After administration of digoxin immune Fab, which change is expected in serum total digoxin levels?
Become undetectable
Increase due to complexed digoxin
Remain unchanged
Decrease immediately
Total serum digoxin appears to rise post-Fab because assays detect both free and bound drug. Clinical improvement, not levels, guides further therapy.
Which condition may reduce the effectiveness of digoxin immune Fab therapy?
High digoxin volume of distribution
Metabolic alkalosis
Concurrent administration of activated charcoal
Hypokalemia
A large digoxin volume of distribution means more drug is tissue-bound, so Fab may not immediately neutralize all toxin, delaying effect. Plasma-bound digoxin is more readily neutralized.
Which of these is a documented adverse effect of digoxin immune Fab?
Pulmonary fibrosis
Severe hypotension
Rebound hyperkalemia
Hypokalemia
Digoxin Fab can precipitate hypokalemia and hypomagnesemia as digoxin is displaced intracellularly. Electrolytes must be monitored after infusion.
Which dosing metric best predicts the required dose of digoxin immune Fab?
Height of patient
Baseline serum creatinine
Patient weight alone
Total ingested dose of digoxin
Dose of Fab is calculated based on the estimated total body load of digoxin ingested or the serum digoxin concentration × volume of distribution. Weight alone is insufficient.
Which of these pharmacokinetic properties of digoxin contributes to risk of chronic toxicity?
High hepatic clearance
Low bioavailability
Rapid distribution half-life
Narrow therapeutic index
Digoxin's narrow therapeutic index means small changes in dose or clearance can lead to toxicity. Other properties are less contributory.
Which drug class is most likely to interact with digoxin by reducing its renal clearance?
Loop diuretics
Beta-agonists
ACE inhibitors
Statins
ACE inhibitors can decrease renal perfusion and GFR, reducing digoxin clearance and raising levels. Monitoring is warranted.
Which physiological state increases digoxin binding to Na+/K+-ATPase, heightening toxicity?
Hypoglycemia
Hypernatremia
Alkalemia
Acidemia
Acidic pH increases digoxin affinity for Na+/K+-ATPase, potentiating its effects and risk of toxicity. Correcting acidemia can mitigate this.
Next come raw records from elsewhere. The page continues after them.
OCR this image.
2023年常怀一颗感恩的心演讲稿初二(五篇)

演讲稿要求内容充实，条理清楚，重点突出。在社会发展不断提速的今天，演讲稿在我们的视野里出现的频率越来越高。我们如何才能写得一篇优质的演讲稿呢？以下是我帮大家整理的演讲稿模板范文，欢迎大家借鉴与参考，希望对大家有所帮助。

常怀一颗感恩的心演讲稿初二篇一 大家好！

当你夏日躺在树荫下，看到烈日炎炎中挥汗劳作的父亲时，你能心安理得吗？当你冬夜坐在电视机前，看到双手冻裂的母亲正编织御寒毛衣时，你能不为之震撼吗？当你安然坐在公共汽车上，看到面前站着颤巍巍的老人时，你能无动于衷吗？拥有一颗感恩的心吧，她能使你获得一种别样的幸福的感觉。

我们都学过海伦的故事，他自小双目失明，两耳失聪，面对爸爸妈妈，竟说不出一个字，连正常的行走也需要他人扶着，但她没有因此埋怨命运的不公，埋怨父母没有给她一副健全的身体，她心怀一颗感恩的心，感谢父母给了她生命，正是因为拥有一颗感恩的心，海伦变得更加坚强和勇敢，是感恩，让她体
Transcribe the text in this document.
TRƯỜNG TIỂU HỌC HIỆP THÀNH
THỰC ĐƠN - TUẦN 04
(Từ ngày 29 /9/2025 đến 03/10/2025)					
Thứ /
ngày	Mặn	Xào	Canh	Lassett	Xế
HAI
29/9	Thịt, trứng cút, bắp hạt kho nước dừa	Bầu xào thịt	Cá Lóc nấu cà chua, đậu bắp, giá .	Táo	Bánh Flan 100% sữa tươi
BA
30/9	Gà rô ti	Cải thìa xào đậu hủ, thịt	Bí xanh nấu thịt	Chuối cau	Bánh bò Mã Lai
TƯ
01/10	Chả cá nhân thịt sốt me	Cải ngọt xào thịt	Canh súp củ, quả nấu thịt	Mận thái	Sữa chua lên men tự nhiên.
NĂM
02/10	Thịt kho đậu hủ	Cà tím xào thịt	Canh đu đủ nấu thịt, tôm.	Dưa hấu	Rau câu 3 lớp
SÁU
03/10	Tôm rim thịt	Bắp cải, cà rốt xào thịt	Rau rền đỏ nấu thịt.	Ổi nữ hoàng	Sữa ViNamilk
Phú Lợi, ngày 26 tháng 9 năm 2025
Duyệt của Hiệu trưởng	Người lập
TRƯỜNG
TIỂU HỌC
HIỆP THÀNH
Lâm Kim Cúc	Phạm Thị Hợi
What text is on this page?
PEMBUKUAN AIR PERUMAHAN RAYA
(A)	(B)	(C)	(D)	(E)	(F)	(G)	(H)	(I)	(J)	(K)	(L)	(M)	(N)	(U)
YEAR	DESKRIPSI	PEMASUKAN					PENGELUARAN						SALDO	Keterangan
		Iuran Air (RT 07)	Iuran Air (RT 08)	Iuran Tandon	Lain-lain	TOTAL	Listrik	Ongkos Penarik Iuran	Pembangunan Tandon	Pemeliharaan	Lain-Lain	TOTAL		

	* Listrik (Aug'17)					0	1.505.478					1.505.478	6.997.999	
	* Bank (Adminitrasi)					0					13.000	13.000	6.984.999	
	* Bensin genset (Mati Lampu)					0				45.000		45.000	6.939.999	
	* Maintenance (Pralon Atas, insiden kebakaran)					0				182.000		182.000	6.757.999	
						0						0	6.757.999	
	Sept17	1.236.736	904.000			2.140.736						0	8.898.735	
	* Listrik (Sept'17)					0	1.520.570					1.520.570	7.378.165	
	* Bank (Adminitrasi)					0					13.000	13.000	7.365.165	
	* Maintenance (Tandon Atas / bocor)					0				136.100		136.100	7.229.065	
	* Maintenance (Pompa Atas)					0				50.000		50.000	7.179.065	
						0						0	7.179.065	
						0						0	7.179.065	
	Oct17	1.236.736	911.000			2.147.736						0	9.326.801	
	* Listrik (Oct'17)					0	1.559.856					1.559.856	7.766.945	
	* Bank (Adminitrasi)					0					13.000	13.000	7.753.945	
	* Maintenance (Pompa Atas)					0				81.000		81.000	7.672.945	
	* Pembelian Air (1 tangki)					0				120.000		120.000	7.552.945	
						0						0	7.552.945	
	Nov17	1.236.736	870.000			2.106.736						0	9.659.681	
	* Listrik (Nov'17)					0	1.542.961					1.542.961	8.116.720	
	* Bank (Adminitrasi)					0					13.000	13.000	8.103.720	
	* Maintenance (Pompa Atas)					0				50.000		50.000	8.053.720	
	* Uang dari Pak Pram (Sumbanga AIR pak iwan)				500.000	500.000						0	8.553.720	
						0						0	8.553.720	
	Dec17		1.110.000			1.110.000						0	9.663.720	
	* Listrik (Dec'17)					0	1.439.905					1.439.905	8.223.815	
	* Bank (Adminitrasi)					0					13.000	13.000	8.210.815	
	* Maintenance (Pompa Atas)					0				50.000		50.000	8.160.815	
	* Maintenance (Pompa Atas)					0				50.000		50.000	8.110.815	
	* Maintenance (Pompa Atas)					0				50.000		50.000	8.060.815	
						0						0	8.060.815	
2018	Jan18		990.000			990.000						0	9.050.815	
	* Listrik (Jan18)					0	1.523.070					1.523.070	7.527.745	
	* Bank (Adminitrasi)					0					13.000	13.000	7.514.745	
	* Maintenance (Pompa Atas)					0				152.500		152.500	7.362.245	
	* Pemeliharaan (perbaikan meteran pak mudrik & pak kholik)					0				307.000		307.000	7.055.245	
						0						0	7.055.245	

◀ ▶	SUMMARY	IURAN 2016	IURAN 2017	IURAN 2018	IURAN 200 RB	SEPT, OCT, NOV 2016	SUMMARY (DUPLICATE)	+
True or False: Fab fragments may cause rebound toxicity days after administration.
False
True
Rebound toxicity can occur as Fab-digoxin complexes dissociate or if tissue stores release digoxin. Patients require monitoring for up to a week.
Which marker best correlates with severity of acute digoxin poisoning?
Amount ingested
Baseline echocardiogram
Serum digoxin level alone
Time since last dose
Amount ingested is more predictive of acute toxicity severity than serum level measured soon after ingestion. Early levels may lag behind tissue distribution.
Which pharmacodynamic change occurs in chronic digoxin users that may delay recognition of toxicity?
Downregulation of beta-receptors
Increased P-glycoprotein activity
Upregulation of Na+/K+-ATPase
Enhanced hepatic metabolism
Chronic digoxin exposure can upregulate Na+/K+-ATPase receptors, requiring more drug for effect and masking early toxicity until doses accumulate.
Which genetic polymorphism may alter digoxin pharmacokinetics and affect toxicity risk?
CYP3A4*1B
CYP2D6 poor metabolizer
SLCO1B1 variants
ABCB1 (MDR1) variants
Polymorphisms in ABCB1, encoding P-glycoprotein, affect digoxin transport and clearance, altering serum levels and toxicity risk.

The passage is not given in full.